A similar study done by Pathak et al. [15] in Ujjain found that S.aureus was resistant to ciprofloxacin (58%), clarithromycin (16%), clindamycin (11%), gentamycin (19%), amikacin (13%), tetracyclines (23%), doxycycline (20%) and co-trimoxazole (51%). in the present study among the culture positive isolates, 52% (n=28) were Multi Drug Resistant organism (MDR). Non fermenter GNB shows maximum 78% MDR followed by Burkholderia 67% E.coil 67%), Klebsiella (50%), Acinatobacter spp. (50%) and Pseudomonas (40%).

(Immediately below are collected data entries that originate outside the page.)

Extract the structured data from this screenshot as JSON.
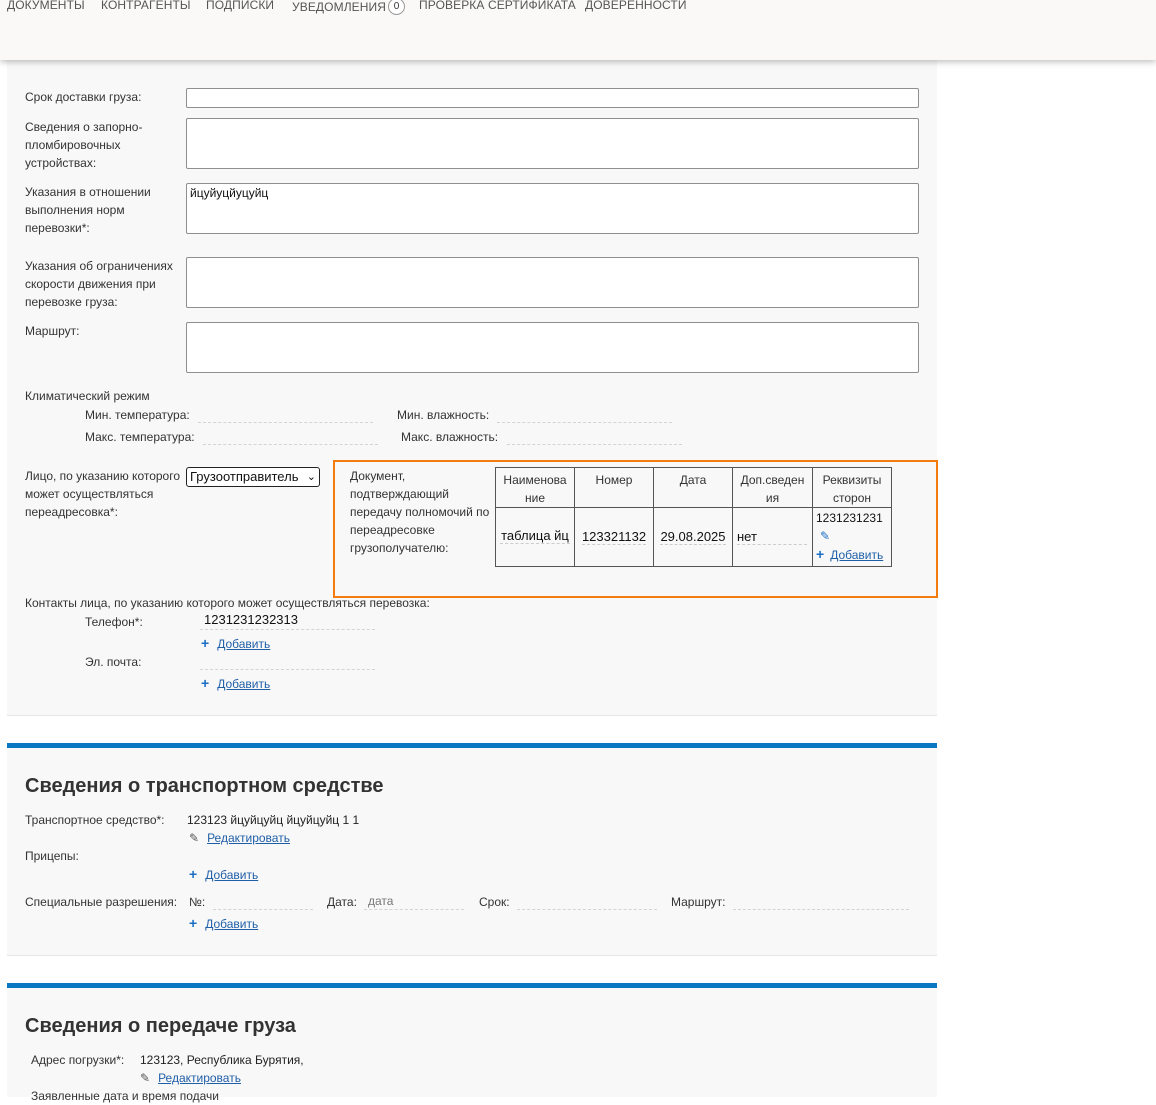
{
  "nav": {
    "items": [
      "ДОКУМЕНТЫ",
      "КОНТРАГЕНТЫ",
      "ПОДПИСКИ",
      "УВЕДОМЛЕНИЯ",
      "ПРОВЕРКА СЕРТИФИКАТА",
      "ДОВЕРЕННОСТИ"
    ],
    "notifications_count": "0"
  },
  "form": {
    "delivery_term_label": "Срок доставки груза:",
    "seal_devices_label": "Сведения о запорно-пломбировочных устройствах:",
    "norms_label": "Указания в отношении выполнения норм перевозки*:",
    "norms_value": "йцуйуцйуцуйц",
    "speed_limits_label": "Указания об ограничениях скорости движения при перевозке груза:",
    "route_label": "Маршрут:",
    "climate": {
      "title": "Климатический режим",
      "min_temp_label": "Мин. температура:",
      "max_temp_label": "Макс. температура:",
      "min_humidity_label": "Мин. влажность:",
      "max_humidity_label": "Макс. влажность:"
    },
    "redirect_person_label": "Лицо, по указанию которого может осуществляться переадресовка*:",
    "redirect_person_value": "Грузоотправитель",
    "authority_doc_label": "Документ, подтверждающий передачу полномочий по переадресовке грузополучателю:",
    "authority_table": {
      "headers": [
        "Наименова ние",
        "Номер",
        "Дата",
        "Доп.сведен ия",
        "Реквизиты сторон"
      ],
      "row": {
        "name": "таблица йц",
        "number": "123321132",
        "date": "29.08.2025",
        "extra": "нет",
        "requisites": "1231231231",
        "add_label": "Добавить"
      }
    },
    "contacts": {
      "title": "Контакты лица, по указанию которого может осуществляться перевозка:",
      "phone_label": "Телефон*:",
      "phone_value": "1231231232313",
      "email_label": "Эл. почта:",
      "add_label": "Добавить"
    }
  },
  "vehicle": {
    "title": "Сведения о транспортном средстве",
    "vehicle_label": "Транспортное средство*:",
    "vehicle_value": "123123 йцуйцуйц йцуйцуйц 1 1",
    "edit_label": "Редактировать",
    "trailers_label": "Прицепы:",
    "add_label": "Добавить",
    "permits_label": "Специальные разрешения:",
    "permit_no_label": "№:",
    "permit_date_label": "Дата:",
    "permit_date_placeholder": "дата",
    "permit_term_label": "Срок:",
    "permit_route_label": "Маршрут:"
  },
  "cargo_transfer": {
    "title": "Сведения о передаче груза",
    "load_address_label": "Адрес погрузки*:",
    "load_address_value": "123123, Республика Бурятия,",
    "edit_label": "Редактировать",
    "declared_datetime_label": "Заявленные дата и время подачи"
  }
}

Similar study conducted by Rath et al. [16] in Odisha found that out of 73 culture positive neonatal sepsis case 66% (n=33) were multi drug resistant. 81% of Klebsiella spp, 60% of Acinetobacter spp. And 100% of Burkholderia were multidrug resistant.
Conclusion
Neonatal sepsis is systemic infection of neonates that is associated with haemodynamic changes and other clinical manifestations in first month of life. It encompasses various systemic infections of newborn such as septicemia, meningitis, pneumonia, arthritis, osteomyelitis and urinary tract infection. Total 167 neonates were enrolled in study with clinical features of neonatal sepsis. The incidence of culture proven sepsis in present study is 32%. Neonates with respiratory distress syndrome had significant association with development of culture proven sepsis. Preterm neonates were more prone (56%) for culture positive Burkholderia sepsis as compared to term neonates (44%). Almost all the gram-negative bacteria showed 100% resistant to ampicillin, amoxycillin/clavulanate, third generation cephalosporins (cefuroxime and ceftriaxone).

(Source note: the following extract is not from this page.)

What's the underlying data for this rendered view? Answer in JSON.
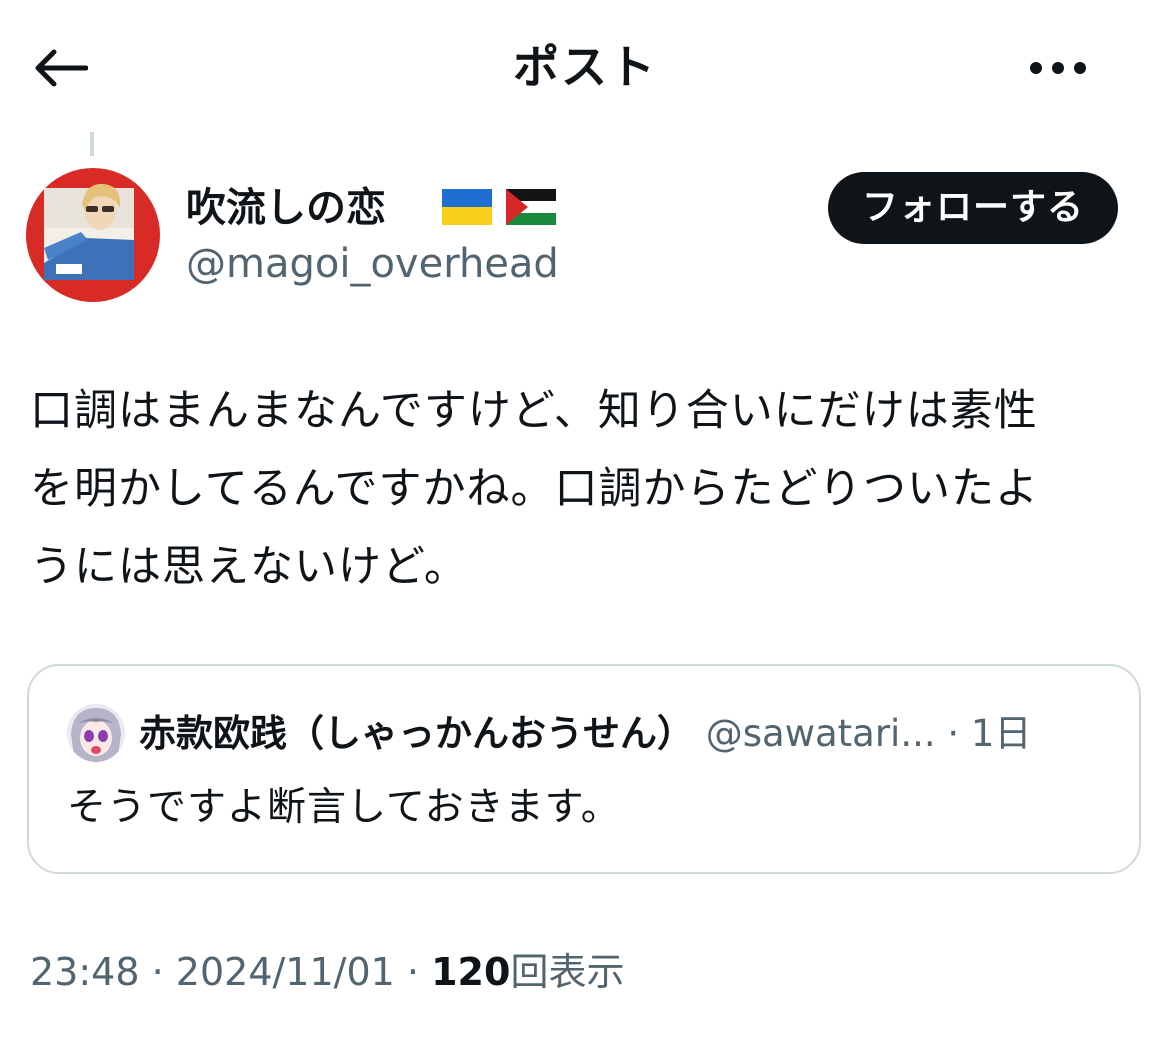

Burkholderia which was most common gram-negative organism in present study showed sensitivity to colistin, cotrimoxazole, tigecycline, and meropenem. Staphylococcus aureus was the most common gram positive organism, showed maximum resistance against benzyl penicillin, oxacillin, ciprofloxacin, gentamicin and erythromycin but showed sensitivity to teicoplanin, vancomycin and linezolid. This study determined the incidence, onset, risk factors, and causative agents for neonatal sepsis in resource constrained settings in India. Careful measures have to be taken to overcome the change in trend of organisms causing sepsis, and selection of antibiotics should be prudent. Every NICU should develop their antibiogram in order to have appropriate antibiotic stewardship and decrease incidence of MDR.
Limitations
More studies are needed to study the effect of interventions on the modifiable risk factors for neonatal sepsis. Due to the small sample size results cannot generalized.
Recommendation
The results of the present study will be used to design and implement an antibiotic stewardship policy and introduce interventions to reduce neonatal sepsis in our settings. Proper aseptic precaution while using endotracheal intubation and mechanical ventilation.
Acknowledgement
Authors would like to thank all study participants for their valuable time. Authors would like to extend their gratitude to the staffs of the Department of Pediatrics, RD Gardi Medical College, Ujjain, MP for their contributions and technical supports.
Funding
No funding sources.
Conflict of Interest
None declared.
Ethical Approval
The study was approved by the Institutional Ethics Committee RD Gardi Medical College, Ujjain, MP.